After 17 years in the making, construction on the first of the 133 homes in the Muir Woods subdivision in Amherst will start by fall 2018., Ciminelli Real Estate Corp. says.
The town Planning Board last week approved the Muir Woods site plan, saying the $50 million project would not harm the environment. The decision followed an extensive discussion that included two members' unsuccessfully attempting to require further study of alternate routes into the subdivision or to change how traffic enters the development.
In the end, the board overrode the traffic and safety concerns and allowed the project to move forward.
"We’re anxious to get started," Anne Duggan, a Ciminelli spokeswoman, said in an email.
Ciminelli purchased the property in 2000, and its initial plans included massive office and research space, student housing, patio homes, apartments and single-family homes. Later proposals scaled back or eliminated many of those components, and the property sat vacant as the project stalled.
The company unveiled its latest plans earlier this year. Ciminelli proposed, with Ryan Homes, to build 133 single-family homes on 46 acres on the east side of the 326-acre site at North French Road and Campbell Boulevard -- leaving development on other portions of the property for later.
The homes in "The Preserve at Muir Woods" will sit on a cul-de-sac and many will line a 41-acre lake at the parcel's southeastern corner.

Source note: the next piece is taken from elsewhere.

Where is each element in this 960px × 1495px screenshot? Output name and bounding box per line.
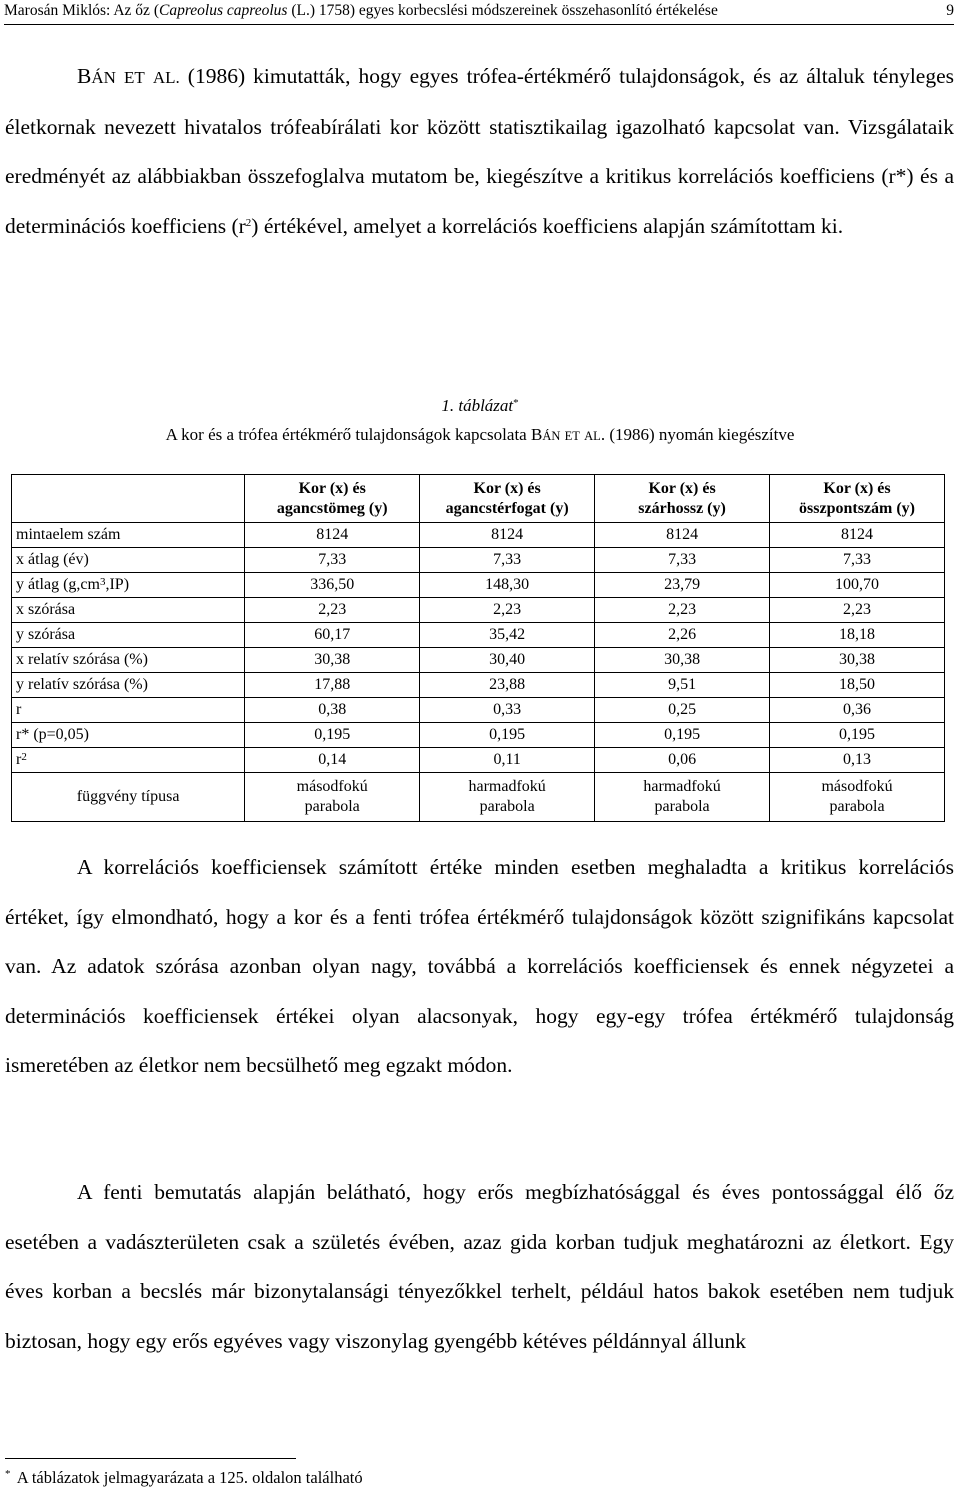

Access to the property will come through Lynette Lane, from the north, off North French, and from Campbell to the east. Residents have worried the new route into the subdivision would be used as a cut-through to avoid rush-hour delays at the North French-Campbell intersection.
The Town Board and state transportation planners had directed Ciminelli to build an access road into the development from Campbell, instead of from the John James Audubon Parkway and the Lockport Expressway, to the south, because the southern connection would bring commercial traffic into Muir Woods and into the neighborhood along Lynette.
However, Planning Board member Mary Shapiro sought to require Ciminelli to study whether it was still possible to connect the subdivision from the south. Without that connection from the parkway, she said, the initial Muir Woods subdivision is isolated from the future development on the site and from the University at Buffalo.
Daniel Ulatowski, another Planning Board member, said he didn't think Ciminelli was doing enough to address the potential North French-Campbell cut-through traffic.
He said the fire code requires two access roads into the subdivision, but both don't have to be open at all times. Ulatowski proposed setting up a crash gate at the Lynette Lane entrance that would open in case of emergencies, but otherwise would be inaccessible to cut-through drivers.
Shapiro's and Ulatowski's proposals didn't go anywhere. Rick Gillert, the town's planning director, reminded board members of the project's long history and of the roles the Town Board and the state played in shaping the plan that Ciminelli presented to the Planning Board.
When it became clear a majority of the Planning Board was preparing to approve the project, resident Kathleen Marando stood up to express her frustration, even though the public wasn't allowed to comment.
"This is a total farce," said Marando, who lives off Campbell Road.
"That's the way we all felt," Ann Grifasi, who also attended the meeting, said later.
Grifasi, who lives on Nancy Lane, off Lynette, said she would like the developer to build a connection to Audubon Parkway, install the crash gate at Lynette and forgo the access road at Campbell. "That's the ideal situation there," she said. "What they're planning is absolutely stupid."
The board did agree to require Ciminelli to conduct an updated traffic study after 75 homes are built and occupied.
The last traffic study was conducted in March. The Planning Board in August voted to seek input from the Town Board and to request an additional traffic study. But the Town Board on Sept. 5 voted to pass the project back to the Planning Board.
“We feel that the board made an informed decision last night, and that it reflects the comprehensive nature of the environmental review process required for this project," Duggan said Friday.
Ciminelli now can start coordinating with the other agencies to bring utilities to the site and apply for the necessary permits for site improvements, Duggan said.
The Planning Board still must approve the final plat, or subdivision map, to make sure the preliminary plan matches the final plan. Once that happens, Duggan said, work on infrastructure at the site can begin, probably in the spring.
Construction on the first homes would begin in fall 2018, and it would take three to four years to finish all 133 homes, Duggan said.